You are fragile and yet, incredibly strong.
That’s a real thing.
I’m better now, not cured. I’m better because I know what it is and how to react. I’m so glad I had therapy. About half of my out-of-the house trips involve anxiety now, but they rarely involve panic. Most of the time I’m fine as soon as I leave the house. The wait is over, the now is now and I get on fine, out there. I’ve found a great deal of go and go and go can be done AROUND MY HOUSE, at my convenience, without a schedule. I love reading, writing, cooking, gardening, sewing, DIY, coloring, games, drinking and dancing, my shows, my laptop.
That is not to say panic can’t find me at home, because that happens, too.
When it’s time to go is a real bitch. When it’s time to stop is a real bitch. Variations on a theme do occur in this respect, and I’m interested in reading about what always gets to you and how you cope.

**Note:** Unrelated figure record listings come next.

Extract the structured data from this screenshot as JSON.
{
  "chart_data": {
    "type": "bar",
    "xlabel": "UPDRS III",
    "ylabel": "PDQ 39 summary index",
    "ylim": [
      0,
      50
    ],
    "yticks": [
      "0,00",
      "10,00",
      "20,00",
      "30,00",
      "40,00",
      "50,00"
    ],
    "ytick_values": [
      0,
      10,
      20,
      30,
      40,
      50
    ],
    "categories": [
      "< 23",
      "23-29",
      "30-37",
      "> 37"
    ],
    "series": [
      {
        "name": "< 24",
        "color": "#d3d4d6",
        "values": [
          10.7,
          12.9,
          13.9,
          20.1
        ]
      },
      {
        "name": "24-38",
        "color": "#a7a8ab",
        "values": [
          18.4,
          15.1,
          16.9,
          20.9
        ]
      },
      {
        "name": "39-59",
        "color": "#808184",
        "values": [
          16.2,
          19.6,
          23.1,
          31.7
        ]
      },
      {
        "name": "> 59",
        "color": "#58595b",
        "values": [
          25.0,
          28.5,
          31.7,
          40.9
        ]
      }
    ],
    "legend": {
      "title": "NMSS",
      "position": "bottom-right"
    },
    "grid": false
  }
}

My favorite avoidance technique coping mechanism has been to marry another control freak who makes me feel safe, and who prefers to drive, and who will be happy to stop and pick up butter on his way home. The Mister, he says to me last night, “It’s not just sex. It’s everything. You have a great appetite for life all around.”
And you would too, if you always had a voice telling you you’re dying.
I find immense gratitude and happiness simply by living in my own version of normal. That’s how I win.
How do you win?
It’s perfectly acceptable to say you win by not having anxiety disorder.